Он ходил по кухне, снова в джинсах, с расстегнутой пуговицей и небрежно захлестнутым ремнем, а Ленка сидела на холодной табуретке, одетая, сидеть было неловко, будто на горке камней, подумала вдруг, и не поняла, что на нем за трусы, так закрывала глаза. И вообще, это все, что ли? Вот это, что было сейчас, а потом простыню вместе стирали в три раза дольше, чем лишались невинности, это и был тот самый решительный шаг?
— Чего смеешься? — Пашка сел напротив, заглядывая ей в глаза, и Ленке немедленно захотелось лицо тоже во что-то одеть, как будто оно голое и так нельзя.
— Я не смеюсь.
— Ну, ты не плачешь? — уточнил он, — ты как вообще, нормально?
Внизу старенькая Элька внимательно обнюхивала Ленкину голую ногу и вдруг грозно залаяла на новый запах.
— Паш, пей скорее, а? Мне, правда, надо домой.
— Уже, — Пашка вскочил, засуетился с чайником и туркой, — а зря не хочешь. Конечно, если б май, когда совсем тепло, смотаться на пляж, то се, ну в смысле не дома, но раз так случилось, чего жалеть, правда? Не жалеешь?
У него и правда было сонное, усталое лицо, и Ленка покачала головой отрицательно.
— Не жалею.
— Вот и класс, — успокоился Пашка, — я щас и Эльку заодно выведу, а то обоссыт пол в туалете.
Идя с ним вдоль дома и кивая соседским старушкам на лавочках, Ленка подумала с удивлением, она и правда, не жалеет.
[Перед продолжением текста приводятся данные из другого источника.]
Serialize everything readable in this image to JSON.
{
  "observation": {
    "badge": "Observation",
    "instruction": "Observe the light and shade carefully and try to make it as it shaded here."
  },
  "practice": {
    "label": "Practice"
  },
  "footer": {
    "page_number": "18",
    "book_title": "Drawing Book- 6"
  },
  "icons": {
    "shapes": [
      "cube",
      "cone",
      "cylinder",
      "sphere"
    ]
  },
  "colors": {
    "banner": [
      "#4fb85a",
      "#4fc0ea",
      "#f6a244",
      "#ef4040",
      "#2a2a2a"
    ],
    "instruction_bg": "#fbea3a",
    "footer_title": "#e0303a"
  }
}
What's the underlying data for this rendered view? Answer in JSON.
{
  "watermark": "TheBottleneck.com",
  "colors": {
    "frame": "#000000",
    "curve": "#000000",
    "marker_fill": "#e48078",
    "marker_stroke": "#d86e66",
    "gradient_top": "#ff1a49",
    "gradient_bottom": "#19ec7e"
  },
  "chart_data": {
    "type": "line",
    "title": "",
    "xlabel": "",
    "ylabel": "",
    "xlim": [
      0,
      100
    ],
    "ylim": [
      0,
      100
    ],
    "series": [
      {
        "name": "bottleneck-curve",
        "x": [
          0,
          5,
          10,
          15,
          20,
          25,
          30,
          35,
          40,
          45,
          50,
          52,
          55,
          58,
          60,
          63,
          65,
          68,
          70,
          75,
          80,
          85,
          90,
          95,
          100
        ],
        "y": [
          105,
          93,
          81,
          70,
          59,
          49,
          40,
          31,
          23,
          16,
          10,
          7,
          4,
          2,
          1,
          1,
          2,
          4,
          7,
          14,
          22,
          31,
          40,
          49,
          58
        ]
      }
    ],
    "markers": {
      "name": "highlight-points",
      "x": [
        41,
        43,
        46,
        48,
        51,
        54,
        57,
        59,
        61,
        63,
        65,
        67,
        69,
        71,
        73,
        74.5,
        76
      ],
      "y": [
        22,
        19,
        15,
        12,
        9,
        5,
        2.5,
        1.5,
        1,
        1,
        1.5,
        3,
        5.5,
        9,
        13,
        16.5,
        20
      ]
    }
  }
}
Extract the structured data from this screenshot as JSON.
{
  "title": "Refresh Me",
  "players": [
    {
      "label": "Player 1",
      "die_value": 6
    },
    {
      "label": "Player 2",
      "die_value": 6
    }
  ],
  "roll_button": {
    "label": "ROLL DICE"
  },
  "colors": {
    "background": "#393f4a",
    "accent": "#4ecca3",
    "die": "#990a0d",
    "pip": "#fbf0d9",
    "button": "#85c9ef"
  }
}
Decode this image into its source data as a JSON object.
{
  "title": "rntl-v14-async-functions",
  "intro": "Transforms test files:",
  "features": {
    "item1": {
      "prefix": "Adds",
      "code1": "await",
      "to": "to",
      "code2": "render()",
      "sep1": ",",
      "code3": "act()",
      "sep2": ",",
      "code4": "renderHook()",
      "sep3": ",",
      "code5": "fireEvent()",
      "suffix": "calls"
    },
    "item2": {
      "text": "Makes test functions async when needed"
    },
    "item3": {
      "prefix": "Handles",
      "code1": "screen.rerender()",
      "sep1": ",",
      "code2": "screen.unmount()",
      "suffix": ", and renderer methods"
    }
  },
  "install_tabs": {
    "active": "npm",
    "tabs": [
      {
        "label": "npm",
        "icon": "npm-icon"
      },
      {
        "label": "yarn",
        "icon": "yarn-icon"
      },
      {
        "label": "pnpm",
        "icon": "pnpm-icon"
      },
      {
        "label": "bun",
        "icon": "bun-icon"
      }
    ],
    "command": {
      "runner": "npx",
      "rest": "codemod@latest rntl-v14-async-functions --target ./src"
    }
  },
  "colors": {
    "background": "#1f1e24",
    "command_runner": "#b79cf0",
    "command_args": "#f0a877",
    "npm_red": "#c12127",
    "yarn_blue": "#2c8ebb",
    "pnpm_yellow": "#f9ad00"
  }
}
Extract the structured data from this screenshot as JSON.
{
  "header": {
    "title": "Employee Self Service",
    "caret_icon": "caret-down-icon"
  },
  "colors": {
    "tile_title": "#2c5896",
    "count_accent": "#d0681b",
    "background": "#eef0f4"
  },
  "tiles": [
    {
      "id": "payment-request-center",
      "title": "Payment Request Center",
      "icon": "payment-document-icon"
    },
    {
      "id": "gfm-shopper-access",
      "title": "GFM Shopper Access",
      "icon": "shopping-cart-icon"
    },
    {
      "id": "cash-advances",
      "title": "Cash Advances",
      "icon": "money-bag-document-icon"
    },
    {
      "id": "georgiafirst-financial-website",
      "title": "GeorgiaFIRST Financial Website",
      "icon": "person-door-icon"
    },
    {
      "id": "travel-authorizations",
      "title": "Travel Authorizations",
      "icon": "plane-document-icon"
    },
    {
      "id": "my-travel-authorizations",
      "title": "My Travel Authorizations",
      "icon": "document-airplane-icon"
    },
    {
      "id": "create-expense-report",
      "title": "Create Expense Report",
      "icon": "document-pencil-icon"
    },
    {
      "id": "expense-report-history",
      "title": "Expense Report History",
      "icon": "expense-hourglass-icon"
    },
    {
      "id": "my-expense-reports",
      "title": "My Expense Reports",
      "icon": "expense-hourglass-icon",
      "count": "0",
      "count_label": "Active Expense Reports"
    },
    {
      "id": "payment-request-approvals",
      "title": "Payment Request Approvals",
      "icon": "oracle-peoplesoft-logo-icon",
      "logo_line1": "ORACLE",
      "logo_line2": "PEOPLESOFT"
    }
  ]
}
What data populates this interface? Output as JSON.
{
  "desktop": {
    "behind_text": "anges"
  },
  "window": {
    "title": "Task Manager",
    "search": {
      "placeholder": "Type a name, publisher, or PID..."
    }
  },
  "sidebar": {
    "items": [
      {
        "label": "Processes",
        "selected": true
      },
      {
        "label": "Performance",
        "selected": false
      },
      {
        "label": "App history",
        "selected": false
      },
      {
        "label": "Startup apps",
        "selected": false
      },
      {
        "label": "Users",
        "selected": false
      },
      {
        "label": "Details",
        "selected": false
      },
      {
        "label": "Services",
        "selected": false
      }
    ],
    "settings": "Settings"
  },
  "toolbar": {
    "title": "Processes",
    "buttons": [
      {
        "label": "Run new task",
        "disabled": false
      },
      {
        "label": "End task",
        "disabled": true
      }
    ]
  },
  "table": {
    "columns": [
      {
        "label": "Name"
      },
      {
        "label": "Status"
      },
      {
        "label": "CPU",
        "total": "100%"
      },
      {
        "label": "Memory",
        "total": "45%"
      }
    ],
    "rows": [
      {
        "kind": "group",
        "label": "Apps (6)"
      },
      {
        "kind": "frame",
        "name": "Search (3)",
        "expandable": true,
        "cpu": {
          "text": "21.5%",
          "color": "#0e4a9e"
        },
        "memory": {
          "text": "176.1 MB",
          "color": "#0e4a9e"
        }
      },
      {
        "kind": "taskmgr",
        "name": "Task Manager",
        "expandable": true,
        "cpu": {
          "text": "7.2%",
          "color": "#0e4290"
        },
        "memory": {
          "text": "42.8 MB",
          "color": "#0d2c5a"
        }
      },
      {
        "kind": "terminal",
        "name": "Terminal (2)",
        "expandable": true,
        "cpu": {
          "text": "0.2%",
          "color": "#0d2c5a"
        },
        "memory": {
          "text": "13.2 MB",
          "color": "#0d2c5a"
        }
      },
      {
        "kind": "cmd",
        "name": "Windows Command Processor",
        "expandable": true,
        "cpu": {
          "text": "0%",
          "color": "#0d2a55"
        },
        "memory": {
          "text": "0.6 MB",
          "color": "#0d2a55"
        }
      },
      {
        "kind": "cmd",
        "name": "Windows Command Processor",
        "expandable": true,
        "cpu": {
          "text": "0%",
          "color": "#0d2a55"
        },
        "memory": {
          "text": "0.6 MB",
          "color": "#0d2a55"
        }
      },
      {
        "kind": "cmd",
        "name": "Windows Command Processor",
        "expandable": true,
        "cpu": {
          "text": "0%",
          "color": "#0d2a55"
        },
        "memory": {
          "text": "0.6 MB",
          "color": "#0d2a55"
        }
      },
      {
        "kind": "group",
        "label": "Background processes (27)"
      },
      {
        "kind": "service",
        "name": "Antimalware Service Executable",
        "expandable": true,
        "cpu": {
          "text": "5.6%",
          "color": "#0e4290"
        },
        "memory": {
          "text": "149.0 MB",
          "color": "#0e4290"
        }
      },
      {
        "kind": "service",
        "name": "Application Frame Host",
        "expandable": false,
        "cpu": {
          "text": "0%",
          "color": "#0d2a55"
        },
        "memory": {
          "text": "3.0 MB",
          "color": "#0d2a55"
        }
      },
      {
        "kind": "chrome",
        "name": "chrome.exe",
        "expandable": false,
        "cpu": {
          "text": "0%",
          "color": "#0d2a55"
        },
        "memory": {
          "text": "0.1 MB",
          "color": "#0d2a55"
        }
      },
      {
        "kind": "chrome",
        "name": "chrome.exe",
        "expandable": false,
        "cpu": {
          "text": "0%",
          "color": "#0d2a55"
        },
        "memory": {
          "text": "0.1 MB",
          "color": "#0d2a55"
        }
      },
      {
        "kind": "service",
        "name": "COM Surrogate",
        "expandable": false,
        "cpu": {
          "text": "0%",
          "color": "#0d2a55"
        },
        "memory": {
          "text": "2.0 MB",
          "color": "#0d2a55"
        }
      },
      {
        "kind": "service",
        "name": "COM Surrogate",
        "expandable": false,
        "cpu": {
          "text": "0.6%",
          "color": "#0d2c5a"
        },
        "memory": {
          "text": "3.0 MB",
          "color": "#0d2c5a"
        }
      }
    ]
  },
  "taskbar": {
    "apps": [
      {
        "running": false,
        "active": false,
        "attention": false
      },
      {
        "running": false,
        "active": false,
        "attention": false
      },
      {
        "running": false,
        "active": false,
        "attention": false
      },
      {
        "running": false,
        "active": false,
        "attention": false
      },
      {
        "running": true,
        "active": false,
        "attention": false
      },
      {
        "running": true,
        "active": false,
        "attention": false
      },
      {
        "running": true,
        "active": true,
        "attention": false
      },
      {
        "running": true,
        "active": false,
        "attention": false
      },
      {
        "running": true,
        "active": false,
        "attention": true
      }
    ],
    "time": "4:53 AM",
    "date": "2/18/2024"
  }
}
И не потому что понравилось, чему тут нравиться-то, сплошной кошмар и черти что, но толку жалеть, что стало, то и стало. В подъезде Пашка обнял ее, целуя в нос, потом в щеку.
— Мне пора, Ленуся, завтра увидимся, да? Я позвоню.
И тут Ленка вспомнила, важное. Встала на цыпочки, поближе к его уху. А сверху кто-то кашлял и гремел прутьями перил, видимо курил на площадке.
— Паш, я не залечу? Ты все правильно сделал же, да?
Ей не понравилось, что Пашка секунду помялся, но ответил он бодро, шекоча ухо губами и прижимая ее к себе:
— С ума сошла? Конечно, все путем, я ж в тебя не кончал.
— Лена, — нервно сказала мама, — как хорошо, ты рано, нужно перемыть посуду, Господи, вот не было печали, еще этот праздник, как мне все надоело! И ведь все на мне, все на мне.
— Я вечером.
— Как вечером? — испугалась Алла Дмитриевна, вытирая руки кухонным полотенцем, — мы не успеем ничего! А еще ужин!
— У меня голова болит, я полежу.
— Таблетка, Лена, выпей и пройдет, может. И посуду…
— Я полежу, — металлическим голосом сказал Ленка, — потом помою.
Она закрыла двери и подперла их креслом. Двери тут же громыхнули, кресло отъехало, показывая в проеме мамино лицо.
— Лена! Я не понимаю, как ты можешь? У нас такой день был. А ты!
— Дай. Мне. Полежать! — сказала Ленка, снова придвигая кресло и договаривая в узкую щель, — оставь меня на час в покое, ладно? А то повешусь нахрен.
— Вылитая Елена Гавриловна, — звонкий от обиды голос удалялся в кухню, — ну прямо один в один. За что же мне такое…
Ленка легла, плотно укрываясь одеялом, подоткнула его со всех сторон. Прислушалась к ноющей боли внизу живота, вполне терпимо, при месячных болит намного противнее. Особенно если не вспоминать, как было больно, когда он — коряга, и как она орала, просто как последняя дура. И вообще, пока мама там в обидах включила телевизор и слушает какие-то частушки с гармонью, Светка с Жориком уехали к друзьям, а папа зависает в гараже, нужно полежать в одиночестве, потому что больше негде. Если бы так не болел живот, ну вообще, если бы не это вот, что случилось, Ленка плюнула бы на всех, села в автобус, уехала на окраину, где старая крепость, и там ходила бы по апрельской траве, глядя с развалин высокой стены на пролив и медленные корабли мимо. Но там сейчас наверняка бухают всякие компании, так что тоже не фонтан. Дома лучше. Если никто не трогает.
Она закрыла глаза. Можно уйти так, лежа под одеялом. Она знает, есть такие места. Например, маленькая тайная бухта…
— Нет, — шепотом сказала она.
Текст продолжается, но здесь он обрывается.